Introduce informed consent at the time of mammography invitation to introduce the concept of carcinoma in situ and the potential harms from overdiagnosis and overtreatment of otherwise indolent DCIS.
For women diagnosed with DCIS, place the patient’s risk of developing an invasive breast cancer in the context of developing other diseases. “Women rarely die of breast cancer after a diagnosis of DCIS; they are more likely to die of many other causes.”
Use absolute risks rather then relative risk #s.
Listen carefully for values and what patients say (e.g,: “I hate medications.”)
Recognize and validate emotions — Acknowledge that a diagnosis of DCIS can be frightening and confusing. Check to see if she understands what you have said or if she has any questions.
Use non-medical language and simple words that are easy to understand.
Consider the patient’s frame of reference, and use concepts that are inclusive and culturally appropriate.
Address uncertainty related to DCIS and treatment options in addition to uncertainties about natural progression of DCIS if left untreated.

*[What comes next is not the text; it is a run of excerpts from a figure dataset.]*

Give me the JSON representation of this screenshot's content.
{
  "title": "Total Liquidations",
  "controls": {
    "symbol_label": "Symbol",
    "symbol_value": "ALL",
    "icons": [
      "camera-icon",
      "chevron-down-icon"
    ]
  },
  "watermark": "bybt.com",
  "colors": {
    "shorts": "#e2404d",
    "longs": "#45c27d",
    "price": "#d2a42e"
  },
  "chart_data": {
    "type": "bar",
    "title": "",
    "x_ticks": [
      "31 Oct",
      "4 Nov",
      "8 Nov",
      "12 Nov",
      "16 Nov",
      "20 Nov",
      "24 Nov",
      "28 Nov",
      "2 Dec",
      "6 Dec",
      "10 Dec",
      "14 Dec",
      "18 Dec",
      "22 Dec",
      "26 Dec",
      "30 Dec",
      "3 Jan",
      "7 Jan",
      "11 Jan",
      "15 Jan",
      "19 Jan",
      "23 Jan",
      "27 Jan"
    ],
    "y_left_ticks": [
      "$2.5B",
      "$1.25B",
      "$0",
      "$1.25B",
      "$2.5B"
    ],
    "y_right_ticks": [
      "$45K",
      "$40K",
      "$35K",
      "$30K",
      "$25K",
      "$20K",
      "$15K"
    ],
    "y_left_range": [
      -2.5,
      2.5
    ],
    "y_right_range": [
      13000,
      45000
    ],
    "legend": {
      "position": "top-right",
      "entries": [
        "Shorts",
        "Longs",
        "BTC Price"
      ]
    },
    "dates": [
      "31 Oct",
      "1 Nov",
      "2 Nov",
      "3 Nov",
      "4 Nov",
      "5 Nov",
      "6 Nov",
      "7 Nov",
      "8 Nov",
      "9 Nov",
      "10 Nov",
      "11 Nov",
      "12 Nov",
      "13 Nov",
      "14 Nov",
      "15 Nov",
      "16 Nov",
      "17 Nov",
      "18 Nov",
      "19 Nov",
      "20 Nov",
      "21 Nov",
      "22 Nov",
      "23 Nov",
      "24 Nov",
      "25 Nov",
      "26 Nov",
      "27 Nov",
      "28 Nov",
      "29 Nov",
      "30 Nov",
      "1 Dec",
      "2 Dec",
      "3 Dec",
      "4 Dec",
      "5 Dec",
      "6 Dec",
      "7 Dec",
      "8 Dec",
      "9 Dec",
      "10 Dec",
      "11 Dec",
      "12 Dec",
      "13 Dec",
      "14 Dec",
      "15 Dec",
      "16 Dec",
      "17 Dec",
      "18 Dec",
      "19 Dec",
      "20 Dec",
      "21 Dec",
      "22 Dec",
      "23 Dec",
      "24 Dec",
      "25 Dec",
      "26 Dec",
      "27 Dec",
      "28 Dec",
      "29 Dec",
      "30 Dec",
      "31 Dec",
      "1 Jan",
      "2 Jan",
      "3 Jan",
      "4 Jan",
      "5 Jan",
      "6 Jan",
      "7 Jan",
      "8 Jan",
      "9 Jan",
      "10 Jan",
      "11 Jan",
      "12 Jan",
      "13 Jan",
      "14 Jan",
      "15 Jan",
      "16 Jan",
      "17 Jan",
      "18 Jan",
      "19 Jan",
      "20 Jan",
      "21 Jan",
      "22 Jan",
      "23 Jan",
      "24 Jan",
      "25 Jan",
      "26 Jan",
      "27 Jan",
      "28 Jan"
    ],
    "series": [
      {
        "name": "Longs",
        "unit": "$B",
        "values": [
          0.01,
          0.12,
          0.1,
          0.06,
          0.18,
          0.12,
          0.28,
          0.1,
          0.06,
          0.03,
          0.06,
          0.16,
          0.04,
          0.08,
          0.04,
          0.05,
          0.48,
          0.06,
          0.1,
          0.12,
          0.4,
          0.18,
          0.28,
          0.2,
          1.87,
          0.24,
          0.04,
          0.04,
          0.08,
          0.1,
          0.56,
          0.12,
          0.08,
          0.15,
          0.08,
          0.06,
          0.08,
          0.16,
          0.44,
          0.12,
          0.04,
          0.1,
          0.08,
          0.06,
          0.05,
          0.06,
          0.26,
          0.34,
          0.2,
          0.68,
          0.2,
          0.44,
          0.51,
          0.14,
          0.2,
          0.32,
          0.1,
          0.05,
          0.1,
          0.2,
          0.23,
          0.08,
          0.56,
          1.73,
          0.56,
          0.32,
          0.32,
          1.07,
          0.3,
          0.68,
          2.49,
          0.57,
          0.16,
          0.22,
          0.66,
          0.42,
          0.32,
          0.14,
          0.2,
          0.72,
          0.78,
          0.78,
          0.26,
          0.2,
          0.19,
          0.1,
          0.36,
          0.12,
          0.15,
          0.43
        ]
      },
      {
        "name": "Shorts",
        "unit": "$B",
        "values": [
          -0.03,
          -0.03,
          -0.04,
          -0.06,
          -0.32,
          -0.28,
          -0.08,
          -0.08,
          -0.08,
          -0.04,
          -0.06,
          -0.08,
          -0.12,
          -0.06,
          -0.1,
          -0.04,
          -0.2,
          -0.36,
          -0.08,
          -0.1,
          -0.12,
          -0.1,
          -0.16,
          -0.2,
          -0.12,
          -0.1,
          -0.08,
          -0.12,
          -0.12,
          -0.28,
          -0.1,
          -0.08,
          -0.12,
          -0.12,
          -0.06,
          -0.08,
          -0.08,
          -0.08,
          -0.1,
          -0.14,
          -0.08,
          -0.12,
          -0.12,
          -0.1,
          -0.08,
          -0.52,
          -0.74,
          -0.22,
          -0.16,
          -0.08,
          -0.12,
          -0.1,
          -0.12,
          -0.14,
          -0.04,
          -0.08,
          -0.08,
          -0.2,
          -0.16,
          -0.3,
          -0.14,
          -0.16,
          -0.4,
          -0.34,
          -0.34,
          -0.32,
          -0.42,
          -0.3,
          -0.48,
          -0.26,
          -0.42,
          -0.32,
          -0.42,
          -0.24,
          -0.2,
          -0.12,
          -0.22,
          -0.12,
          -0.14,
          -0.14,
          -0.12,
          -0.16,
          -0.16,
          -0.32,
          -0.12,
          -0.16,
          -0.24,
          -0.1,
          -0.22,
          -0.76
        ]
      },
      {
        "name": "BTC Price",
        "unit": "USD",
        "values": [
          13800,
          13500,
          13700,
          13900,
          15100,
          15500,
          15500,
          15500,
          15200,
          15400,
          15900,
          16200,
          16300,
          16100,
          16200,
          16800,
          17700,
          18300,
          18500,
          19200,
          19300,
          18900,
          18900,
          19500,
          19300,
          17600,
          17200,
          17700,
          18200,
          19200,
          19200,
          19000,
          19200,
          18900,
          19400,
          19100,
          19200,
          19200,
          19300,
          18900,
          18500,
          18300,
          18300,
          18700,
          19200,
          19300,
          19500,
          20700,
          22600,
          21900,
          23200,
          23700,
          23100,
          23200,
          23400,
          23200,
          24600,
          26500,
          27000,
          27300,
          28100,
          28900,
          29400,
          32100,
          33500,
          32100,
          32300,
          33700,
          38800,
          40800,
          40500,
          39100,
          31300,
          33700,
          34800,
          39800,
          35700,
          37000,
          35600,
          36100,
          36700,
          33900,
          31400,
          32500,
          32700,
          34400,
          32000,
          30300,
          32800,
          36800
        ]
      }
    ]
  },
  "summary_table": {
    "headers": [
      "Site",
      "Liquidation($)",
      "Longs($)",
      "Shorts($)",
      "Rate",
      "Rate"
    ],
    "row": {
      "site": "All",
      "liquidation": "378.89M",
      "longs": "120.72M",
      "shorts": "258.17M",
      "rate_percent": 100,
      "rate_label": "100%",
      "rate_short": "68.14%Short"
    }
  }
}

Identify and address misperceptions. Separate scientific data from sensational factoids.
Emphasize the potential for positive outcomes. This approach can greatly reduce patients’ anxiety when they hear the initial diagnosis of DCIS.
Make certain that the patient does not rush to make treatment decisions. Let her know there is time to make decisions and encourage her to come back to discuss options after she has had time to think about and discuss them with family and friends.
Encourage use of decision aids and have patients write down any questions for follow-up visit.